Winds of Change and Rays of Light: Exploring China’s Clean Technology Landscape

WildChina > WildChina > Winds of Change and Rays of Light: Exploring China’s Clean Technology Landscape

Introducing our newest blogger, Abby Poats. Abby Poats is a Research Associate based in Beijing with the Washington DC-based American Council On Renewable Energy (ACORE) US-China Program (USCP). She also teaches English at China Foreign Affairs University in Beijing through the Princeton in Asia (PiA) fellowship program. Her blog entries contain her personal reflections and do not reflect the views of ACORE USCP.

When juxtaposed, the words “wild” and “China” typically transport imaginations to the breathtaking lakes of Jiuzhaigou or Urumqi before invoking images of industrial development zones or solar manufacturing plants, right?

At the same time that China boasts countless natural, pristine wonders, however, its modern technological phenomena—particularly in the field of renewable energy—seek to play a key role in keeping China (and the rest of the world for that matter) beautiful.

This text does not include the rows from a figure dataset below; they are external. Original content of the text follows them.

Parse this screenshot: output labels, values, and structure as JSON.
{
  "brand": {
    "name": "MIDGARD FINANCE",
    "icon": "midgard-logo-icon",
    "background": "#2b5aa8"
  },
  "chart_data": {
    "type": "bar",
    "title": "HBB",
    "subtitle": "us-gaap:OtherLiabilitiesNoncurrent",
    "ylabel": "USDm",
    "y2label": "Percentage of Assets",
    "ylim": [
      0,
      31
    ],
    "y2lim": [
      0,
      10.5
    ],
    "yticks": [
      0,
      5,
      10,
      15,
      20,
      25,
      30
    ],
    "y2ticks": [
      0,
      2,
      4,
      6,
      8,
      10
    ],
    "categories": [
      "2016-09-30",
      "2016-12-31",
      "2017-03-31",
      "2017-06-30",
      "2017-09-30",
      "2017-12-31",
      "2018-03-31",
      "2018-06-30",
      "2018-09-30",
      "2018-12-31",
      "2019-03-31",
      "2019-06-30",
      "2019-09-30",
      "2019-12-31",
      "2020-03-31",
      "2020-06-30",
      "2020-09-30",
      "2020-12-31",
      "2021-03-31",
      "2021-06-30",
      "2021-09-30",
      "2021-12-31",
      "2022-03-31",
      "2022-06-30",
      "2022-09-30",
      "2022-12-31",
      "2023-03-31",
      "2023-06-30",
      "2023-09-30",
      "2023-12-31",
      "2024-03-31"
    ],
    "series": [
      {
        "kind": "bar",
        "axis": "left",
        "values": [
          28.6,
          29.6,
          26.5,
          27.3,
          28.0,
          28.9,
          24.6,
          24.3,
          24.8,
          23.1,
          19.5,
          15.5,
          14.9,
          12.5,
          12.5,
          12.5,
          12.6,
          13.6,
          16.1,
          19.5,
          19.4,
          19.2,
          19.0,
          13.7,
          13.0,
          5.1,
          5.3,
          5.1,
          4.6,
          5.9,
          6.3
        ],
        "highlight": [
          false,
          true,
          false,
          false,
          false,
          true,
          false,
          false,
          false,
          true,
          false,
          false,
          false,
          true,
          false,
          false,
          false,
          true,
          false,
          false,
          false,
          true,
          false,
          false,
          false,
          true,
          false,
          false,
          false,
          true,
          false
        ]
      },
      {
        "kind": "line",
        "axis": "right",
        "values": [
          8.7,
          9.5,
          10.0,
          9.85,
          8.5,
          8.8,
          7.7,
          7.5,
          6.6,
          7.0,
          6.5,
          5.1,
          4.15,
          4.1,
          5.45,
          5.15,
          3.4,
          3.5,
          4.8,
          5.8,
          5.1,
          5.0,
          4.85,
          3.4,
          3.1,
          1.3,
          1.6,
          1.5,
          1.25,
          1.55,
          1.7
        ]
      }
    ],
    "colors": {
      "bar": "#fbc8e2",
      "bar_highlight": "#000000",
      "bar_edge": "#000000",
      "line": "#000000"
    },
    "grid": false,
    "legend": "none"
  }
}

Winds of Change and Rays of Light: Exploring China’s Clean Technology Landscape
Dan Nan wind farm in Nan’ao, Guangdong Province

Just yesterday, a China Daily article announced the release of a renewable energy roadmap by China’s leading energy think tank, the National Development and Reform Commission (NDRC) Energy Research Institute (ERI). The roadmap calls for one third of China’s total primary energy consumption to come from renewable energy sources by 2050, and highlighted the rapid growth of China’s wind production and solar manufacturing capacities between 2000 and 2008. Today, China is the world’s fourth largest wind power producer (behind the United States, Germany and Spain) and the world’s largest solar photovoltaic (PV) battery module producer.

With targets like those proposed in the roadmap as well as China’s new status as the world’s second most desirable country for renewable energy project investment, the forecast for China’s renewable energy industry is mostly sunny with a strong chance of high winds.

With this in mind, my future entries aim to provide readers interested in China’s environment and specifically energy-related initiatives with clear snapshots of provinces and cities in China that are taking leadership roles in China’s clean technology development.  Readers’ minds will (hopefully) get the opportunity to hop from Wuxi to Xi’an and from Ordos City to Baoding and beyond.

It is such a pleasure to join WildChina’s blog contributors and readers. I invite you to check back soon for my next entry, which will focus on the city of Wuxi in Jiangsu Province, home to beautiful Lake Tai and a leader in solar and wind manufacturing and services.

By Abby Poats


Photo credit: Greenpeace Southeast Asia

1 Response
  1. Bo Poats


    Intruiging intro….easier to be a leader in renewable energy when you have a single view of the value of externalities, and an ability to scale manufactuiring to lower unit costs in order to hit financial objectives on the supply side. Would be good to know how the average Zho utilizes renewable energy and is educated about its economic applicatiions (i.e., the role of public education and programs), as there may be some lessons to be learned in more “developed” economies.